Interpretive Summary:

Technical Abstract: A two-source (soil + vegetation) energy balance model using microwave-derived near-surface soil moisture (TSM sm) as input was applied to a corn and soybean production region in central Iowa. Six days of the Polarimetric Scanning Radiometer (PSR) derived soil moisture data and Landsat derived vegetation information as well as local meteorological data were used to run the model. These data were acquired during the Soil Moisture Experiment in 2002 (SMEX02) and the Soil Moisture Atmosphere Coupling Experiment (SMACEX). The PSR derived soil moisture maps at 800 m resolution which were resampled to 30 m. At this higher resolution, a flux footprint model was applied to weight pixels within the source area of the flux tower measurements. The root mean square difference (RMSD) values between TSM sm model also produced reasonable estimates of sensible heat (H) and latent heat flux (LE) with both RMSD values for H and LE being within 55 W m -2. The TSM sm model output was also compared with estimates from the two-source model version using radiometric surface temperature observations (TSM th) from Landsat.

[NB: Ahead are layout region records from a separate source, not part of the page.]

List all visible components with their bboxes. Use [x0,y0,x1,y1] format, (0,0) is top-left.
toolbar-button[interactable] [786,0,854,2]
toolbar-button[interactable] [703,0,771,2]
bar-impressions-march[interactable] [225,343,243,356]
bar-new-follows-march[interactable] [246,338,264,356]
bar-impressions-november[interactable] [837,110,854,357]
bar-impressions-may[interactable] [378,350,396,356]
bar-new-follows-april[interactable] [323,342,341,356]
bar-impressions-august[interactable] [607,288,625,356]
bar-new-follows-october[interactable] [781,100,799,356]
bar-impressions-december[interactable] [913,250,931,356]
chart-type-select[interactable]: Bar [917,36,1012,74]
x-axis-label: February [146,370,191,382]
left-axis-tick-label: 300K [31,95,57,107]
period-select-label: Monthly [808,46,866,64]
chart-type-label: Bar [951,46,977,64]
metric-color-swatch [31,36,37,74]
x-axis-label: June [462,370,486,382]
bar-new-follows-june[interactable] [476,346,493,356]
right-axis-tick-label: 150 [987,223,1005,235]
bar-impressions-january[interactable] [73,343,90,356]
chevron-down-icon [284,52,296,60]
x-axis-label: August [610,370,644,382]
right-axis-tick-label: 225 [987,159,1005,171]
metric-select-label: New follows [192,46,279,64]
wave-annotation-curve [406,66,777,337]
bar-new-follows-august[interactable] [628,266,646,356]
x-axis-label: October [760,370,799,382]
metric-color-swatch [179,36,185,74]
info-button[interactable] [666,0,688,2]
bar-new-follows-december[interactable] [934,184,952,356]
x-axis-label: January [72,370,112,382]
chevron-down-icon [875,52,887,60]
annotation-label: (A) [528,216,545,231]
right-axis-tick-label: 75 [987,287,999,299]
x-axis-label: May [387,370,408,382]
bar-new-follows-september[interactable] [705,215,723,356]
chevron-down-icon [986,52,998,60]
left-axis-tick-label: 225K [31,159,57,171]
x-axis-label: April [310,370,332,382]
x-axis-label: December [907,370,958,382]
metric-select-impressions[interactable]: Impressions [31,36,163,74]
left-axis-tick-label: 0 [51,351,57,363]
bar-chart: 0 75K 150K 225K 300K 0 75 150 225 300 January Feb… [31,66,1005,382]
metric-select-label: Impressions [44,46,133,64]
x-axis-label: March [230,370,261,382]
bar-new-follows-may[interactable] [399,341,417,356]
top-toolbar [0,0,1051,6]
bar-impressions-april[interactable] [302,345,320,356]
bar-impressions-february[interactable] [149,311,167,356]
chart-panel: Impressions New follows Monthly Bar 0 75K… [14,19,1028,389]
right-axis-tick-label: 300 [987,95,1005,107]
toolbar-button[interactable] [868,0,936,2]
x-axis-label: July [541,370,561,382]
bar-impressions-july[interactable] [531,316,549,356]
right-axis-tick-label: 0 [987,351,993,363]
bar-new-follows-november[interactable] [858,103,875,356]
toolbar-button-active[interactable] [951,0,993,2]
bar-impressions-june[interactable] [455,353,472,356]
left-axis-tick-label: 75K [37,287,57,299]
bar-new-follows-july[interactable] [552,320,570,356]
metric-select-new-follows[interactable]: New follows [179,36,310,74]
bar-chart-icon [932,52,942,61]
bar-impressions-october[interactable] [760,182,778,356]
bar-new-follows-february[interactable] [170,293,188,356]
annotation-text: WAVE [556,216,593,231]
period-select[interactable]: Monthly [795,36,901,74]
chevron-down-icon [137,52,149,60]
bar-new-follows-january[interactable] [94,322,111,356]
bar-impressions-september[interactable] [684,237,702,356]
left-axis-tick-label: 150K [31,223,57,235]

The results from two Landsat overpasses under partial canopy cover on July 1, 2002, and near full cover on July 8. When the two models were in good agreement, the surface temperature estimated from TSM sm agreed closely with the Landsat radiometric temperature observations. By contrast, when TSM sm output gave greater differences with TSM th flux estimates and tower measurements such as July 8, the TSM sm model generally computed lower LE and higher H than TSM th and the tower measurements.